EDITORIAL: Breast cancer awareness is more than a color

This is Breast Cancer Awareness Month, a cause represented with the color pink.

According to a National Cancer Institute, breast cancer is the most common type of cancer in the United States. The second and third most prevalent are lung and prostate cancer, according to the NCI.

Breast cancer has touched many lives, whether it be directly as a patient or as a caregiver, friend or family member. The good news is modern medicine has helped many patients with early detection and treatment.

Raising awareness is part of this effort. It brings in funds for research and patient assistance. And it's a reminder of the importance of self checks and early detection.

The same goes for many other types of cancer. Early detection can't be overstated.

The Southeast Missourian recently profiled several individuals who have battled breast cancer. Their stories are inspiring. Survivor Verona Lambert told the newspaper about how important it is to be a voice of encouragement.

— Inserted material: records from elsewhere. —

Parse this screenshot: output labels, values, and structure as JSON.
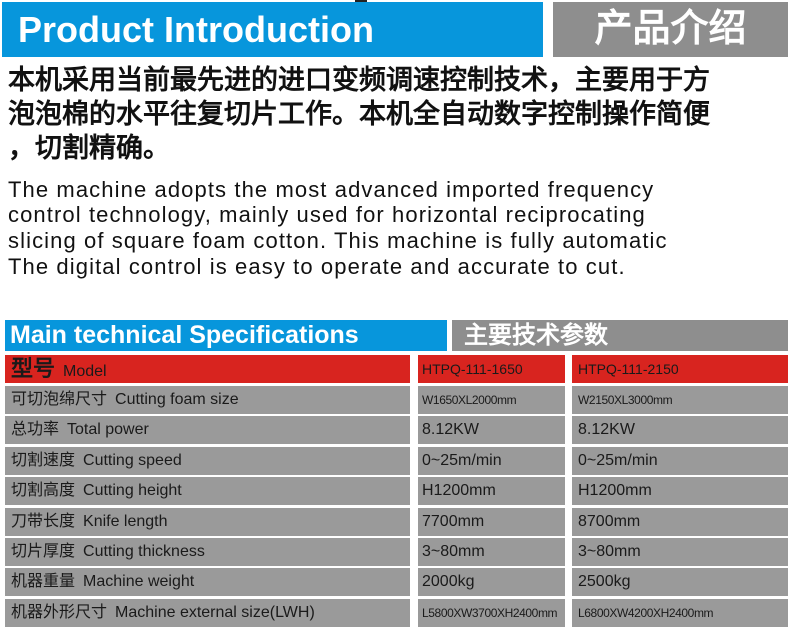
{
  "header": {
    "title_en": "Product Introduction",
    "title_cn": "产品介绍"
  },
  "intro_cn": [
    "本机采用当前最先进的进口变频调速控制技术，主要用于方",
    "泡泡棉的水平往复切片工作。本机全自动数字控制操作简便",
    "，切割精确。"
  ],
  "intro_en": [
    "The machine adopts the most advanced imported frequency",
    "control technology, mainly used for horizontal reciprocating",
    "slicing of square foam cotton. This machine is fully automatic",
    "The digital control is easy to operate and accurate to cut."
  ],
  "specs": {
    "title_en": "Main technical Specifications",
    "title_cn": "主要技术参数",
    "header": {
      "cn": "型号",
      "en": "Model",
      "models": [
        "HTPQ-111-1650",
        "HTPQ-111-2150"
      ]
    },
    "rows": [
      {
        "cn": "可切泡绵尺寸",
        "en": "Cutting foam size",
        "v1": "W1650XL2000mm",
        "v2": "W2150XL3000mm"
      },
      {
        "cn": "总功率",
        "en": "Total power",
        "v1": "8.12KW",
        "v2": "8.12KW"
      },
      {
        "cn": "切割速度",
        "en": "Cutting speed",
        "v1": "0~25m/min",
        "v2": "0~25m/min"
      },
      {
        "cn": "切割高度",
        "en": "Cutting height",
        "v1": "H1200mm",
        "v2": "H1200mm"
      },
      {
        "cn": "刀带长度",
        "en": "Knife length",
        "v1": "7700mm",
        "v2": "8700mm"
      },
      {
        "cn": "切片厚度",
        "en": "Cutting thickness",
        "v1": "3~80mm",
        "v2": "3~80mm"
      },
      {
        "cn": "机器重量",
        "en": "Machine weight",
        "v1": "2000kg",
        "v2": "2500kg"
      },
      {
        "cn": "机器外形尺寸",
        "en": "Machine external size(LWH)",
        "v1": "L5800XW3700XH2400mm",
        "v2": "L6800XW4200XH2400mm"
      }
    ]
  },
  "colors": {
    "blue": "#0796dc",
    "gray": "#8e8e8e",
    "red": "#d8241f"
  }
}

"When I'd go in for chemo, I would always look for the person who wasn't making eye contact, who was looking down in the dumps. I would choose the seat next to them and strike up a conversation with a stranger," Lambert said. "That became my M.O.: try to be positive and share that positivity with others."

If you're battling any type of cancer, we pray for your full and complete recovery. But the message to all of us: Be an encourager. The cancer battle is a tough one. Having a support system can make a big difference. Be the person who encourages others.